The Guernsey Literary and Potato Peel Pie Society is the moving first novel of Mary Ann Shaffer, a former librarian who tragically died before being able to see her book in print.
The book is an epistolary novel as it is made up of letters, with the story being told through the correspondences between various characters. This is a writing style that I find intriguing and if done well, like in the case of this particular novel, impressive.
Set in the aftermath of World War Two the novel tells the story of writer Juliet Ashton and a group of people from Guernsey, one of the Channel Islands that was invaded and occupied by German forces during the war.
Juliet is struggling to come up with an idea for her next writing project when she receives a letter from Dawsey Adams, a man from Guernsey who happened to acquire a book that was once Juliet’s. Through the correspondence that follows between them, Juliet discovers that Dawsey belongs to a literary society on Guernsey. The society began during the war and united a range of Guernsey people, providing them with something positive to focus on during the bleak years of the occupation. Members include the matriarchal Amelia, free spirited Isola, fisherman Eben, would be chef Will Thisbee and the loyal, strong and brave Elizabeth.

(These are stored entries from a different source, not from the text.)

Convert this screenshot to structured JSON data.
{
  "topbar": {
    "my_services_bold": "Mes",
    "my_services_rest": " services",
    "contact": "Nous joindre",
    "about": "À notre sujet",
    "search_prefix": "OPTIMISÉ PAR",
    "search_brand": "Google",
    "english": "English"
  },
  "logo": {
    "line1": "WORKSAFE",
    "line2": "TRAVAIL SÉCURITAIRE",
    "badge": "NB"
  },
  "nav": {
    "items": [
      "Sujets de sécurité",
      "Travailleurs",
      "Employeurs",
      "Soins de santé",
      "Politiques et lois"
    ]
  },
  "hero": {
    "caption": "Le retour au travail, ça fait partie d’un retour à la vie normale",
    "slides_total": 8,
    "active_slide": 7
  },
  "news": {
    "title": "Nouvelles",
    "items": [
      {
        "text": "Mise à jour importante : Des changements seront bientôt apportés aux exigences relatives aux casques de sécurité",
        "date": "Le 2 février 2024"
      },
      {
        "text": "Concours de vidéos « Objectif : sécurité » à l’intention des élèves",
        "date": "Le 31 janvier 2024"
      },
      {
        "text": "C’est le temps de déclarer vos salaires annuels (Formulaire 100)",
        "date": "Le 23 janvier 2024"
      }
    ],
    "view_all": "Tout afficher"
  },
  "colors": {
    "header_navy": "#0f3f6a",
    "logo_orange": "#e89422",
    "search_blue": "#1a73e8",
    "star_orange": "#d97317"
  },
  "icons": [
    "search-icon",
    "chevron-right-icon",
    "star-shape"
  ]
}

Juliet soon has a number of society members corresponding with her and discovers that she may have just found the perfect subject for her next writing project. However as Juliet gets to know more and more about the society and its members her attachment to them increases and the journey she makes to Guernsey to finally meet them all will alter the course of her life forever.
The novel tells a moving story that depicts the very best and very worst of the human race, as well as the amazing strength and resilience of the human spirit in times of utter hardship and oppression.